Getting information about the compositions in a dataset (metal, insulator etc.)


I’m working with a dataset of chemical compositions and associated target values and I’m wondering if there is a way to obtain extra information about the inputs, in particular whether a given (inorganic) composition represents a metal or an insulator or semiconductor. I would be interested in this to understand more about how much my dataset is chemically-biased. Unfortunately I have poor domain knowledge and I’m afraid that with only a chemical composition as an input one cannot conclude too much but I’m still wondering if any simple classification task (maybe using pymatgen/matminer) or similar can be possible to obtain some approximated discrimination.

Many thanks,


Hello Federico,
I do think I’ve seen machine learning studies which tried to predict metal/insulator just from the chemical composition, but I don’t remember them to be very accurate - it’s a hard problem. You might be better off with a “brute-force” approach; it’s not difficult to obtain the calculated electronic band gap of a material or any other supported_property from the Materials Project API, allowing you to classify it directly as a metal or insulator (classifying a material as a semiconductor is more complex, requiring knowledge of crystal defects, carrier effective mass, etc.). If you do decide to do this, you might want to classify gap < 0.1 eV as a metal because some calculations with coarse k-point grids may show a tiny gap when the true band structure is metallic. Conversely, there is the well-known DFT underestimation of band gap which may bias the results in the opposite direction.
Another potential issue is that the same chemical composition may exist in several different structural polymorphs, each of which will have a different band gap. It’s hard to guess whether that would be a major problem for you without knowing quite what you’re doing with the dataset. I would probably take the lowest-energy polymorph and say if that’s metallic, then the composition counts as metallic.

1 Like

Hi Steven and thanks for the detailed answer.

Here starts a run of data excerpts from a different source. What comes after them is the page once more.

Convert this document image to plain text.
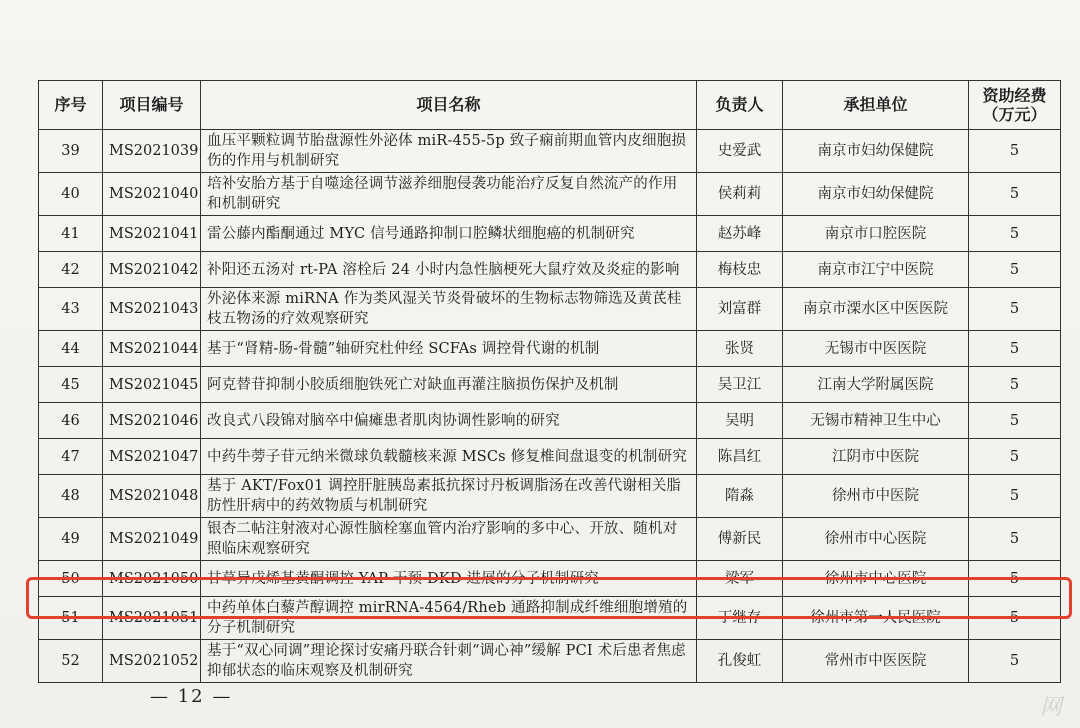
序号	项目编号	项目名称	负责人	承担单位	资助经费
（万元）
39	MS2021039	血压平颗粒调节胎盘源性外泌体 miR-455-5p 致子痫前期血管内皮细胞损伤的作用与机制研究	史爱武	南京市妇幼保健院	5
40	MS2021040	培补安胎方基于自噬途径调节滋养细胞侵袭功能治疗反复自然流产的作用和机制研究	侯莉莉	南京市妇幼保健院	5
41	MS2021041	雷公藤内酯酮通过 MYC 信号通路抑制口腔鳞状细胞癌的机制研究	赵苏峰	南京市口腔医院	5
42	MS2021042	补阳还五汤对 rt-PA 溶栓后 24 小时内急性脑梗死大鼠疗效及炎症的影响	梅枝忠	南京市江宁中医院	5
43	MS2021043	外泌体来源 miRNA 作为类风湿关节炎骨破坏的生物标志物筛选及黄芪桂枝五物汤的疗效观察研究	刘富群	南京市溧水区中医医院	5
44	MS2021044	基于“肾精-肠-骨髓”轴研究杜仲经 SCFAs 调控骨代谢的机制	张贤	无锡市中医医院	5
45	MS2021045	阿克替苷抑制小胶质细胞铁死亡对缺血再灌注脑损伤保护及机制	吴卫江	江南大学附属医院	5
46	MS2021046	改良式八段锦对脑卒中偏瘫患者肌肉协调性影响的研究	吴明	无锡市精神卫生中心	5
47	MS2021047	中药牛蒡子苷元纳米微球负载髓核来源 MSCs 修复椎间盘退变的机制研究	陈昌红	江阴市中医院	5
48	MS2021048	基于 AKT/Fox01 调控肝脏胰岛素抵抗探讨丹板调脂汤在改善代谢相关脂肪性肝病中的药效物质与机制研究	隋淼	徐州市中医院	5
49	MS2021049	银杏二帖注射液对心源性脑栓塞血管内治疗影响的多中心、开放、随机对照临床观察研究	傅新民	徐州市中心医院	5
50	MS2021050	甘草异戊烯基黄酮调控 YAP 干预 DKD 进展的分子机制研究	梁军	徐州市中心医院	5
51	MS2021051	中药单体白藜芦醇调控 mirRNA-4564/Rheb 通路抑制成纤维细胞增殖的分子机制研究	丁继存	徐州市第一人民医院	5
52	MS2021052	基于“双心同调”理论探讨安痛丹联合针刺“调心神”缓解 PCI 术后患者焦虑抑郁状态的临床观察及机制研究	孔俊虹	常州市中医医院	5
— 12 —	网
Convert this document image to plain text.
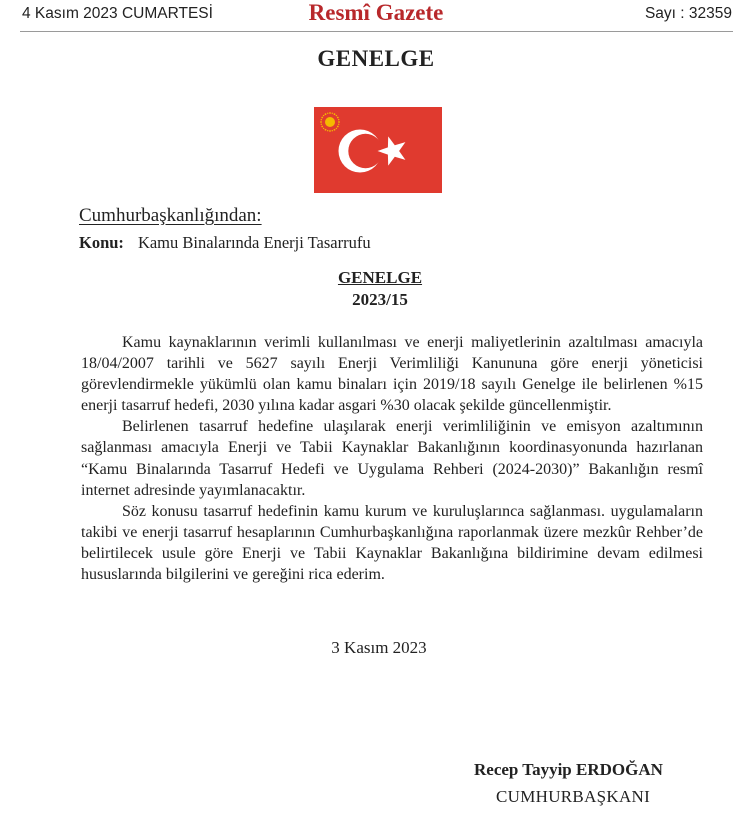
4 Kasım 2023 CUMARTESİ	Resmî Gazete	Sayı : 32359
GENELGE
Cumhurbaşkanlığından:
Konu: Kamu Binalarında Enerji Tasarrufu
GENELGE
2023/15

Kamu kaynaklarının verimli kullanılması ve enerji maliyetlerinin azaltılması amacıyla 18/04/2007 tarihli ve 5627 sayılı Enerji Verimliliği Kanununa göre enerji yöneticisi görevlendirmekle yükümlü olan kamu binaları için 2019/18 sayılı Genelge ile belirlenen %15 enerji tasarruf hedefi, 2030 yılına kadar asgari %30 olacak şekilde güncellenmiştir.

Belirlenen tasarruf hedefine ulaşılarak enerji verimliliğinin ve emisyon azaltımının sağlanması amacıyla Enerji ve Tabii Kaynaklar Bakanlığının koordinasyonunda hazırlanan “Kamu Binalarında Tasarruf Hedefi ve Uygulama Rehberi (2024-2030)” Bakanlığın resmî internet adresinde yayımlanacaktır.

Söz konusu tasarruf hedefinin kamu kurum ve kuruluşlarınca sağlanması. uygulamaların takibi ve enerji tasarruf hesaplarının Cumhurbaşkanlığına raporlanmak üzere mezkûr Rehber’de belirtilecek usule göre Enerji ve Tabii Kaynaklar Bakanlığına bildirimine devam edilmesi hususlarında bilgilerini ve gereğini rica ederim.

3 Kasım 2023
Recep Tayyip ERDOĞAN
CUMHURBAŞKANI
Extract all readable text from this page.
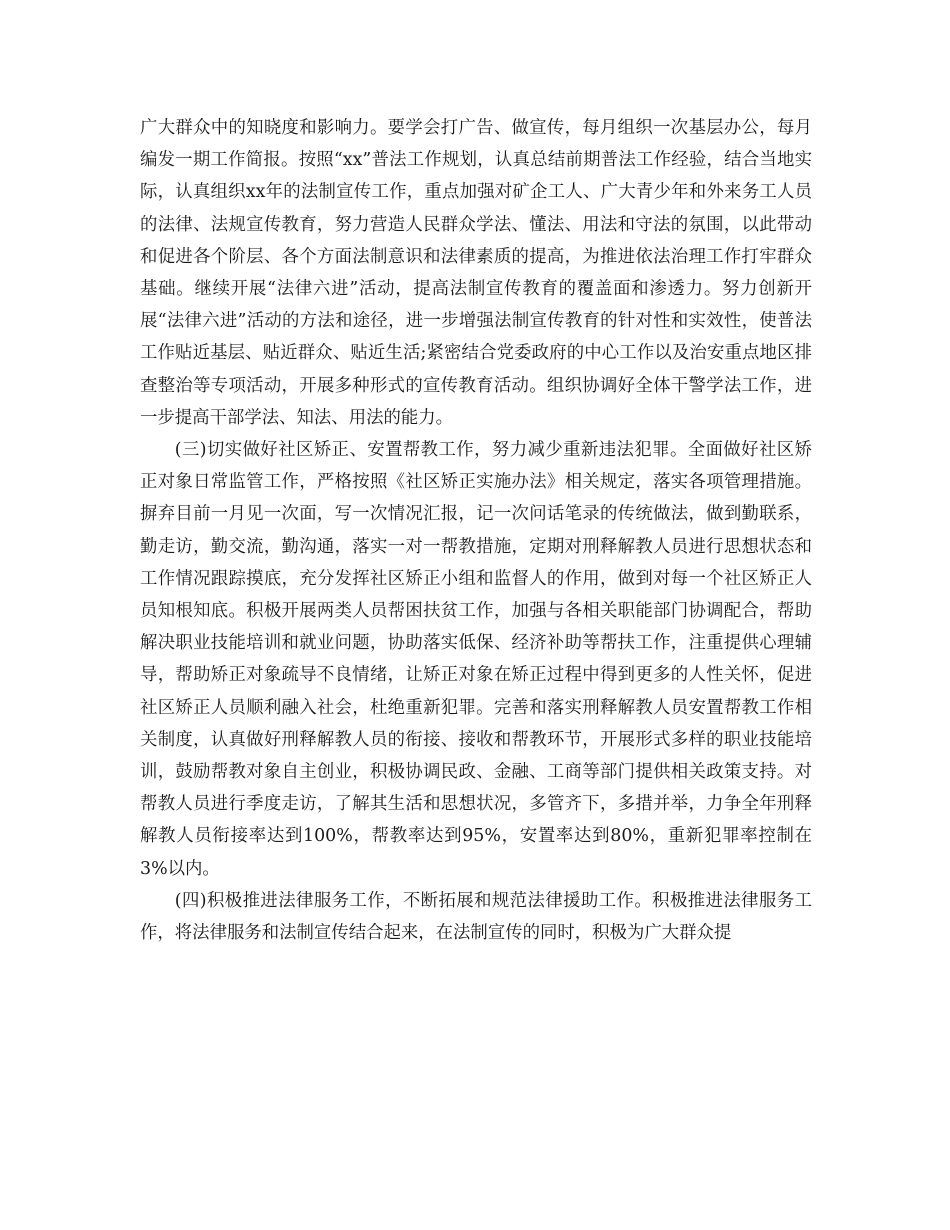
广大群众中的知晓度和影响力。要学会打广告、做宣传，每月组织一次基层办公，每月编发一期工作简报。按照“xx”普法工作规划，认真总结前期普法工作经验，结合当地实际，认真组织xx年的法制宣传工作，重点加强对矿企工人、广大青少年和外来务工人员的法律、法规宣传教育，努力营造人民群众学法、懂法、用法和守法的氛围，以此带动和促进各个阶层、各个方面法制意识和法律素质的提高，为推进依法治理工作打牢群众基础。继续开展“法律六进”活动，提高法制宣传教育的覆盖面和渗透力。努力创新开展“法律六进”活动的方法和途径，进一步增强法制宣传教育的针对性和实效性，使普法工作贴近基层、贴近群众、贴近生活;紧密结合党委政府的中心工作以及治安重点地区排查整治等专项活动，开展多种形式的宣传教育活动。组织协调好全体干警学法工作，进一步提高干部学法、知法、用法的能力。

(三)切实做好社区矫正、安置帮教工作，努力减少重新违法犯罪。全面做好社区矫正对象日常监管工作，严格按照《社区矫正实施办法》相关规定，落实各项管理措施。摒弃目前一月见一次面，写一次情况汇报，记一次问话笔录的传统做法，做到勤联系，勤走访，勤交流，勤沟通，落实一对一帮教措施，定期对刑释解教人员进行思想状态和工作情况跟踪摸底，充分发挥社区矫正小组和监督人的作用，做到对每一个社区矫正人员知根知底。积极开展两类人员帮困扶贫工作，加强与各相关职能部门协调配合，帮助解决职业技能培训和就业问题，协助落实低保、经济补助等帮扶工作，注重提供心理辅导，帮助矫正对象疏导不良情绪，让矫正对象在矫正过程中得到更多的人性关怀，促进社区矫正人员顺利融入社会，杜绝重新犯罪。完善和落实刑释解教人员安置帮教工作相关制度，认真做好刑释解教人员的衔接、接收和帮教环节，开展形式多样的职业技能培训，鼓励帮教对象自主创业，积极协调民政、金融、工商等部门提供相关政策支持。对帮教人员进行季度走访，了解其生活和思想状况，多管齐下，多措并举，力争全年刑释解教人员衔接率达到100%，帮教率达到95%，安置率达到80%，重新犯罪率控制在3%以内。

(四)积极推进法律服务工作，不断拓展和规范法律援助工作。积极推进法律服务工作，将法律服务和法制宣传结合起来，在法制宣传的同时，积极为广大群众提
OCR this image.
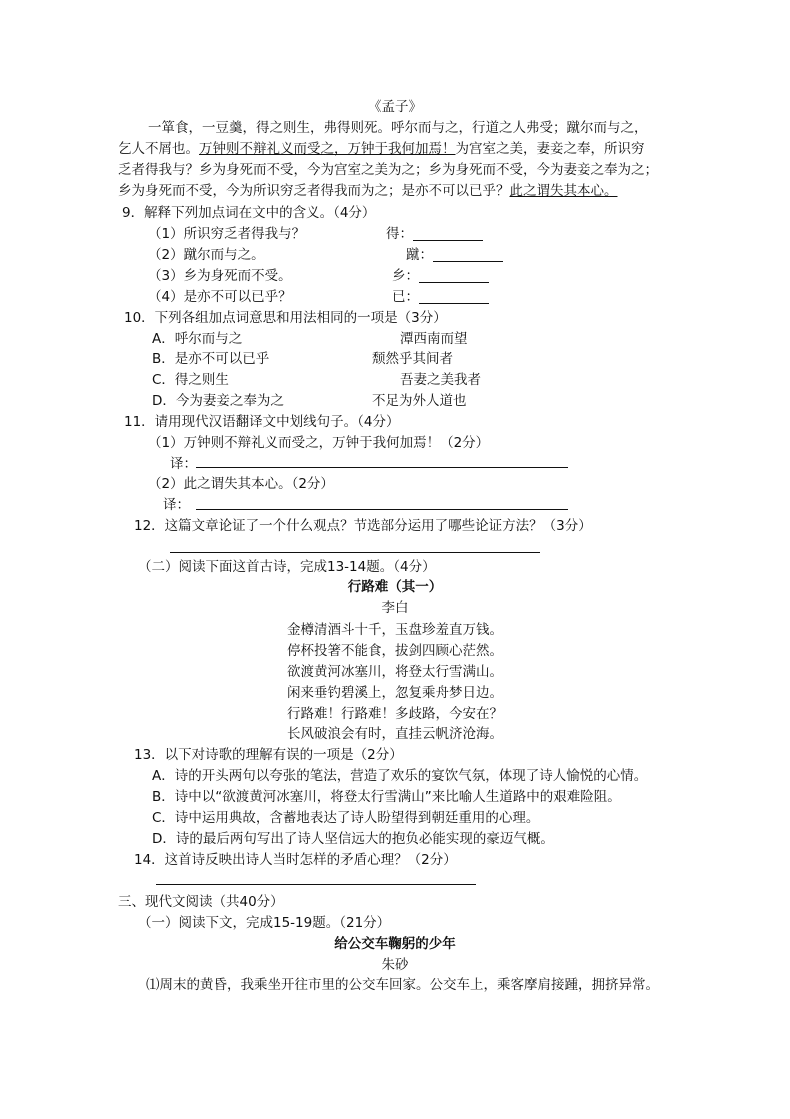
《孟子》
一箪食，一豆羹，得之则生，弗得则死。呼尔而与之，行道之人弗受；蹴尔而与之，
乞人不屑也。万钟则不辩礼义而受之，万钟于我何加焉！为宫室之美，妻妾之奉，所识穷
乏者得我与？乡为身死而不受，今为宫室之美为之；乡为身死而不受，今为妻妾之奉为之；
乡为身死而不受，今为所识穷乏者得我而为之；是亦不可以已乎？此之谓失其本心。
9．解释下列加点词在文中的含义。（4分）
（1）所识穷乏者得我与？	得：
（2）蹴尔而与之。	蹴：
（3）乡为身死而不受。	乡：
（4）是亦不可以已乎？	已：
10．下列各组加点词意思和用法相同的一项是（3分）
A．呼尔而与之	潭西南而望
B．是亦不可以已乎	颓然乎其间者
C．得之则生	吾妻之美我者
D．今为妻妾之奉为之	不足为外人道也
11．请用现代汉语翻译文中划线句子。（4分）
（1）万钟则不辩礼义而受之，万钟于我何加焉！（2分）
译：
（2）此之谓失其本心。（2分）
译：
12．这篇文章论证了一个什么观点？节选部分运用了哪些论证方法？（3分）
（二）阅读下面这首古诗，完成13-14题。（4分）
行路难（其一）
李白
金樽清酒斗十千，玉盘珍羞直万钱。
停杯投箸不能食，拔剑四顾心茫然。
欲渡黄河冰塞川，将登太行雪满山。
闲来垂钓碧溪上，忽复乘舟梦日边。
行路难！行路难！多歧路，今安在？
长风破浪会有时，直挂云帆济沧海。
13．以下对诗歌的理解有误的一项是（2分）
A．诗的开头两句以夸张的笔法，营造了欢乐的宴饮气氛，体现了诗人愉悦的心情。
B．诗中以“欲渡黄河冰塞川，将登太行雪满山”来比喻人生道路中的艰难险阻。
C．诗中运用典故，含蓄地表达了诗人盼望得到朝廷重用的心理。
D．诗的最后两句写出了诗人坚信远大的抱负必能实现的豪迈气概。
14．这首诗反映出诗人当时怎样的矛盾心理？（2分）
三、现代文阅读（共40分）
（一）阅读下文，完成15-19题。（21分）
给公交车鞠躬的少年
朱砂
⑴周末的黄昏，我乘坐开往市里的公交车回家。公交车上，乘客摩肩接踵，拥挤异常。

I’ve recently found this work where they train ML models to try achieving what I have asked, but in addition to stoichiometry they also use structural information. I was pretty sure that remaining agnostic to structure, one could not conclude too much, as you have pointed out.

As you suggested, now I’m interested in just training a classifier to predict metal/insulator based on band gap values. The only thing is that I would like to retrieve from materials project only the entries with experimentally-matched crystal structure (they are reported in green). Do you know if there is any simple way to query only them?

Many thanks,


The first thing I would try would be MPRester.query with the legacy API, passing a criteria dict as argument. I think you can restrict your query to materials which have at least one item in the icsd_ids list. mapidoc/materials/snl_final/about at master · materialsproject/mapidoc · GitHub

Hi Frederico,

There is relevant literature regarding ML models to predict the bandgap, for example, Learning properties of ordered and disordered materials from multi-fidelity data | Nature Computational Science

To select only experimental structures via MPRester you can use the theoretical tag and set it to False.
Good luck!